Interdiction de couvrir la prise d'otage
L'"interdiction temporaire de publier" décrétée en début
d'après-midi par le Premier ministre Ahmet Davutoglu se fonde sur
l'article 7 de la loi sur le Haut conseil de l'audiovisuel (RTUK),
qui l'autorise en cas d""atteinte a la sécurité nationale ou a
l'ordre public". Aucune échéance n'a été fixée pour la levée
de cet interdit.
Les principales chaînes de télévision ont ainsi abruptement mis
fin a leurs directs depuis le Palais de justice. Citant a l'antenne la
décision du Premier ministre, les chaînes d'information en continu se
sont dès lors bornées a relayer les quelques informations disponibles
- et ce, encore longtemps après le dénouement de la prise d'otage.
"[L'interdiction] n'a eu pour effet que de décupler les rumeurs
et d'empêcher les gens de recevoir des informations exactes", a
déclaré au journal Today's Zaman le directeur général de Bugun
TV et de Kanal Turk, Tarık Toros.
La volonté des autorités de contrôler l'information s'est
également traduite aux abords du Palais de justice de Caglayan par
des débordements policiers vis-a-vis de plusieurs journalistes. Ece
Aydın, correspondante du journal BirGun et de la chaîne Yol TV,
a été interpellée dans la soirée et n'a été relâchée qu'au
milieu de la nuit. La journaliste danoise Nanna Muus, bousculée par
les forces de l'ordre, s'est vu dire : "Rentrez dans votre pays ou
nous vous arrêterons".
Des dizaines d'affaires sensibles ont fait l'objet d'"interdictions
de publier" ces dernières années. Parmi les plus connues, on
peut citer l'enquête parlementaire visant d'anciens ministres
soupconnés de corruption, les émeutes les plus meurtrières de
ces trente dernières années, la prise d'otages au consulat turc de
Mossoul, les convois d'armes présumés a destination de la Syrie,
les sanglants attentats de Reyhanli...
Les médias critiques proclamés "complices des terroristes"

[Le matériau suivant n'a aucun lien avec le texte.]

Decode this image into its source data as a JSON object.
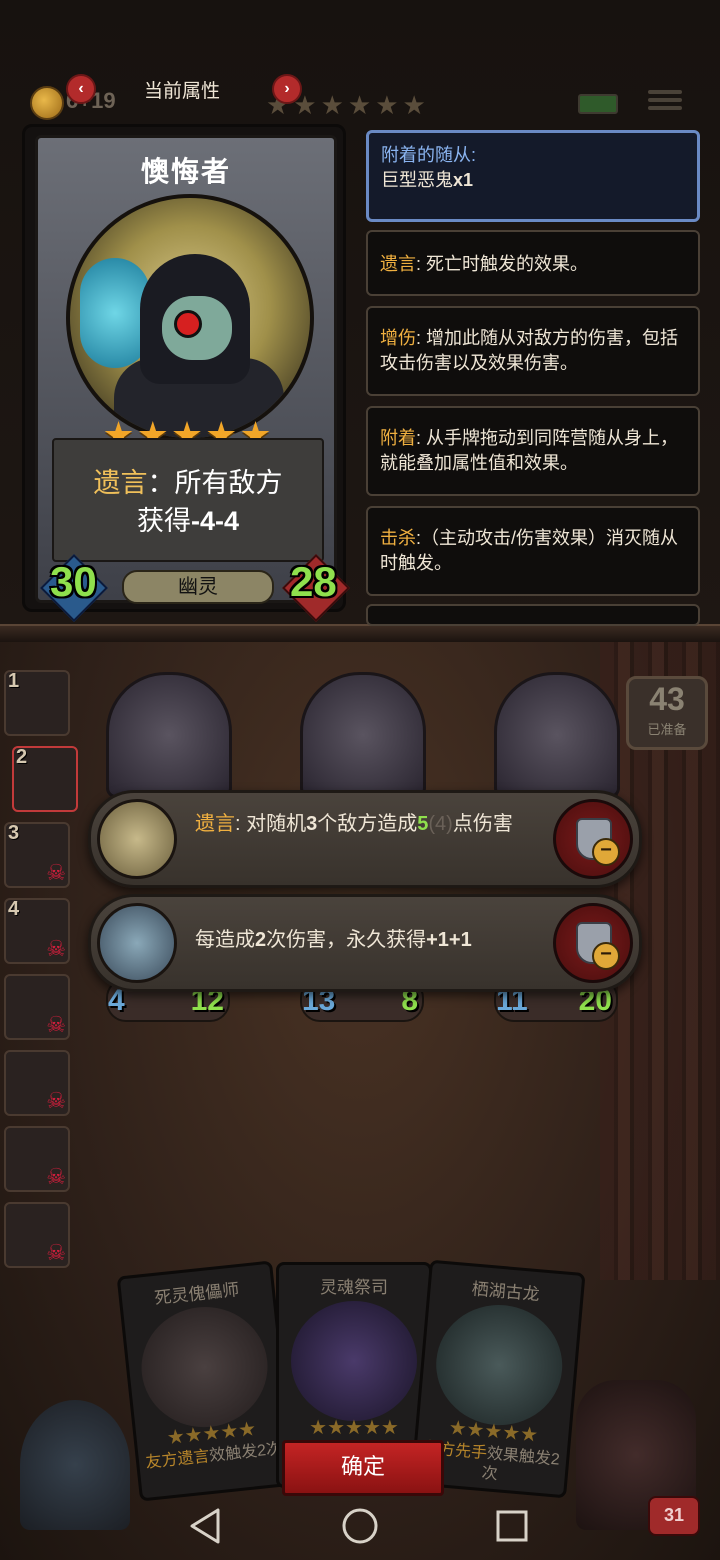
{
  "hud": {
    "gold": "6+19",
    "stars": "★★★★★★"
  },
  "attribute_header": {
    "title": "当前属性",
    "prev_arrow": "‹",
    "next_arrow": "›"
  },
  "character_card": {
    "name": "懊悔者",
    "stars": "★★★★★",
    "ability_keyword": "遗言",
    "ability_line1": "：所有敌方",
    "ability_line2_prefix": "获得",
    "ability_line2_value": "-4-4",
    "attack": "30",
    "health": "28",
    "tribe": "幽灵"
  },
  "info_panels": {
    "attached_label": "附着的随从:",
    "attached_value": "巨型恶鬼",
    "attached_count": "x1",
    "deathrattle_kw": "遗言",
    "deathrattle_desc": ": 死亡时触发的效果。",
    "damage_kw": "增伤",
    "damage_desc": ": 增加此随从对敌方的伤害，包括攻击伤害以及效果伤害。",
    "attach_kw": "附着",
    "attach_desc": ": 从手牌拖动到同阵营随从身上，就能叠加属性值和效果。",
    "kill_kw": "击杀",
    "kill_desc": ":（主动攻击/伤害效果）消灭随从时触发。"
  },
  "side_slots": [
    "1",
    "2",
    "3",
    "4",
    "",
    "",
    "",
    ""
  ],
  "board_minions": [
    {
      "attack": "4",
      "health": "12"
    },
    {
      "attack": "13",
      "health": "8"
    },
    {
      "attack": "11",
      "health": "20"
    }
  ],
  "ready_counter": {
    "count": "43",
    "label": "已准备"
  },
  "effects": [
    {
      "kw": "遗言",
      "pre": ": 对随机",
      "count": "3",
      "mid": "个敌方造成",
      "value": "5",
      "dim": "(4)",
      "post": "点伤害"
    },
    {
      "pre": "每造成",
      "count": "2",
      "mid": "次伤害，永久获得",
      "value": "+1+1"
    }
  ],
  "hand_cards": [
    {
      "name": "死灵傀儡师",
      "stars": "★★★★★",
      "desc_kw": "友方遗言",
      "desc": "效触发2次"
    },
    {
      "name": "灵魂祭司",
      "stars": "★★★★★",
      "desc_kw": "",
      "desc": ""
    },
    {
      "name": "栖湖古龙",
      "stars": "★★★★★",
      "desc_kw": "友方先手",
      "desc": "效果触发2次"
    }
  ],
  "confirm_label": "确定",
  "player_hp": "31",
  "colors": {
    "accent_red": "#c42424",
    "keyword_gold": "#f0b040",
    "stat_green": "#8fe04d",
    "highlight_blue": "#6a8ac4"
  },
  "icons": {
    "nav_back": "back-triangle-icon",
    "nav_home": "home-circle-icon",
    "nav_recent": "recent-square-icon"
  }
}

Sur ordre du Premier ministre, de nombreux médias critiques des
autorités ont été empêchés d'assister aux funérailles du
procureur Mehmet Selim Kiraz, le 1er avril a la mosquée Eyup Sultan
d'Istanbul.
Les journalistes des agences Cihan et Dogan, des quotidiens Zaman,
Hurriyet, Posta, Sözcu, Taraf, Millet, Cumhuriyet, Ortadogu,
Yenicag et Birgun, des chaînes Samanyolu TV, IMC TV, Kanalturk,
CNN Turk et Bugun, ont été refoulés, qu'ils disposent ou non de
cartes de presse.
Ahmet Davutoglu a reconnu après la cérémonie qu'il avait "donné
l'ordre de barrer l'accès" de la cérémonie a certains médias. "A
partir de maintenant, tout le monde fera attention a son comportement",
a-t-il ajouté, critiquant ceux qui avaient "publié de la propagande
terroriste".
Les services du Premier ministre et les journaux proches du pouvoir
ont explicité cet anathème, dénoncant les médias qui avaient
republié une photo postée par les preneurs d'otage, mettant en
scène le procureur Mehmet Selim Kiraz un revolver sur la tempe sur
fond d'affiches du DHKP/C. L'image avait aussitôt fait le tour des
réseaux sociaux et avait été largement reprise. Certains médias
se sont également vus reprocher de n'avoir pas utilisé le mot
"terroristes" pour désigner les preneurs d'otage.
Reporters sans frontières se joint aux protestations du syndicat
de journalistes TGC et le Conseil de la Presse, qui ont dénoncé un
boycott discriminatoire. "Le débat déontologique est légitime au
sein de la profession, mais les actions arbitraires des autorités
contribuent a le rendre impossible, estime Johann Bihr. En tout état
de cause, il ne revient pas au Premier ministre de dicter aux médias
leurs choix éditoriaux, ni de filtrer les entrées a un événement
de cette importance."
Dans la soirée, le parquet d'Istanbul a ouvert une enquête contre
les quotidiens Hurriyet, Cumhuriyet, Posta et Bugun, soupconnés de
"propagande du terrorisme" (article 7.2 de la Loi antiterroriste). RSF
dénonce un acharnement déplacé et demande l'abandon de ces
procédures.
La Turquie occupe la 149e place sur 180 pays dans le Classement
mondial 2015 de la liberté de la presse, établi par l'organisation.